The State Transportation Commission is preparing to allocate money for state transportation projects and update its tier one priority list. Gov. John Hickenlooper signed Senate Bill 1 into law in May. The measure provides $451 million in one-time funding to the state’s highway system and allows the state to issue $380 million in certificates of participation for transportation projects. Additionally, two other initiatives from outside groups may be on the ballot in November asking voters to expand the Colorado Department of Transportation’s financing authority, to be put towards projects on the Tier One list.

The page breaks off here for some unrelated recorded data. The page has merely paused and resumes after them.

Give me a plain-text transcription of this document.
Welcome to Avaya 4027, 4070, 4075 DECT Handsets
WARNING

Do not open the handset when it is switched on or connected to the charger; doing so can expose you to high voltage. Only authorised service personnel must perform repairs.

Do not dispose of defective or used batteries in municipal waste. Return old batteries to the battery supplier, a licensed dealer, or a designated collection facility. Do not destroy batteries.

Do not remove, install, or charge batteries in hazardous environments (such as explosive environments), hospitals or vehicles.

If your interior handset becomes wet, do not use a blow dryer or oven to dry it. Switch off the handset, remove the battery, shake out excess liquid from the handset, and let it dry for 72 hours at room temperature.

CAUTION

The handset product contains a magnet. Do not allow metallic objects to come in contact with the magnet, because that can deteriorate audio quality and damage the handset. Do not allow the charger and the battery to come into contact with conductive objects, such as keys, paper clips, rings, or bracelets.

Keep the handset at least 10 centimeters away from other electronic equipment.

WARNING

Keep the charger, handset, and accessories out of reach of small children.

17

Local elected officials from the North I-25 Coalition and business leaders from the Fix North I-25 Business Alliance presented a letter to the Colorado Transportation Commission last week asking the commission to set aside $200 million for two segments of I-25 between Longmont and Loveland and mark two segments between Loveland and Fort Collins as Tier One priorities. The groups argue that fixing and expanding I-25 for about 27 miles from Colo. 66 all the way up to Colo. 14 as one project is imperative for the freight traffic on I-25 as well as for the increasing population in Northern Colorado.
“Those lanes needed to be redone or reconstructed about eight years ago,” said Weld County Commissioner Barbara Kirkmeyer, who is the chair of the North I-25 Coalition. “That’s why we’re pushing so hard for (those segments), because they need to be part of the whole project at this point, the whole construction.” Currently, I-25 is three lanes in each direction until the Colo. 66 exit, at which the highway narrows to two lanes in each direction.
The plan for segments five and six of I-25, between Longmont and Loveland, is to replace the aging infrastructure of the highway and add a managed express toll lane similar to what is on U.S. 36 or on I-25 north of Denver, so there would be two general purpose lanes and one express toll lane in each direction. Segment 5 is from Colo. 66 to Colo. 56. Segment 6 goes from Colo. 56 to Colo. 402. Together, the expansion of these segments would cost approximately $436 million.
CDOT already has funding to add one lane in each direction from Colo.14 in Fort Collins to Colo. 402 , with work scheduled to begin this summer. The additional money requested by advocates would provide additional money to build those sections, known as Segments 7 and 8, to standards included in the Environmental Impact Statement (EIS) released in 2011.